Cambiando de tema, el Pontífice dijo que esperaba que la Iglesia "salga". "Tiene que estar rodeada de gente. Pienso en Don Tonino Bello, un gran obispo de Apulia que estuvo entre su pueblo y luchó con todas sus fuerzas por la paz. Un hombre que no fue entendido en su tiempo porque estaba muy adelantado. Hoy se lo redescubre. ¡Un profeta! Ya es venerable y va camino a la beatificación. Recientemente, se ha retomado una famosa frase suya en una canción: 'Somos ángeles con una sola ala. Para volar necesitamos permanecer abrazados por nuestro hermano, a quien le prestamos nuestra ala y de quien tomamos la otra ala, necesaria para volar. Nadie se salva solo. También lo hemos visto con la pandemia. Sueño con una Iglesia sin clericalismo", agregó. "Lo dijo el cardenal Henri-Marie de Lubac en su famoso texto Meditación sobre la Iglesia, donde, para decir qué es lo peor que le puede pasar a la Iglesia, dijo que es la mundanalidad espiritual, que se traduce en el clericalismo de un sacerdote, 'sería infinitamente más desastroso que cualquier simple mundanalidad moral'. El clericalismo es lo peor que le puede pasar a la Iglesia, peor aún que en los días de los papas corruptos. Un sacerdote, obispo o cardenal que enferma de clericalismo hace mucho daño a la Iglesia.
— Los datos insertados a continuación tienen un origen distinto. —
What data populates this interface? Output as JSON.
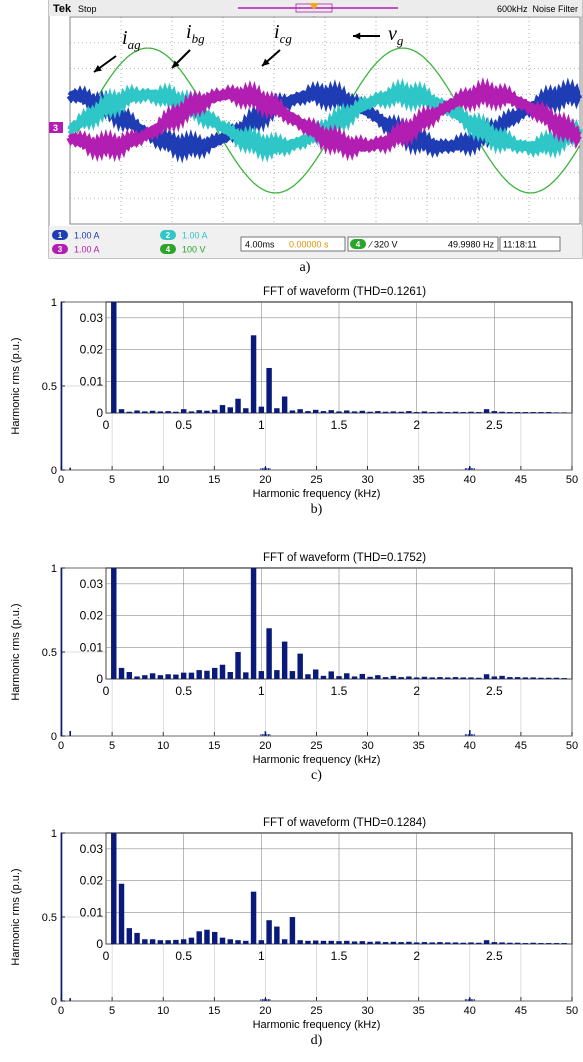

Es una enfermedad muy contagiosa. Peor aún son los laicos clericalizados: son una peste en la Iglesia. El laico debe ser laico".

Para concluir, el Papa, hablando de sí mismo, deseó que "el Señor sea misericordioso". "Ser Papa no es un trabajo fácil. Nadie ha estudiado antes para hacer este trabajo. Pero el Señor lo sabe: sucedió también con San Pedro. Pescaba tranquilamente y un día Jesús lo eligió para convertirse en pescador de hombres. Pero Pedro también cayó. Fue él, que había vivido día y noche con el Señor, que había comido con él, que lo había escuchado predicar y que lo había visto hacer milagros, el que dijo: '¡No conozco a ese hombre!'. ¿Cómo fue esto posible? Pero Jesús, después de la resurrección, lo eligió de nuevo. He ahí la misericordia de Dios con nosotros. Incluso con el Papa. 'Servus inutiles sum'. Soy un siervo inútil, dijo san Pablo VI en su Pensamiento sobre la muerte. Un texto muy hermoso que invito especialmente a los sacerdotes a leer y meditar", concluyó.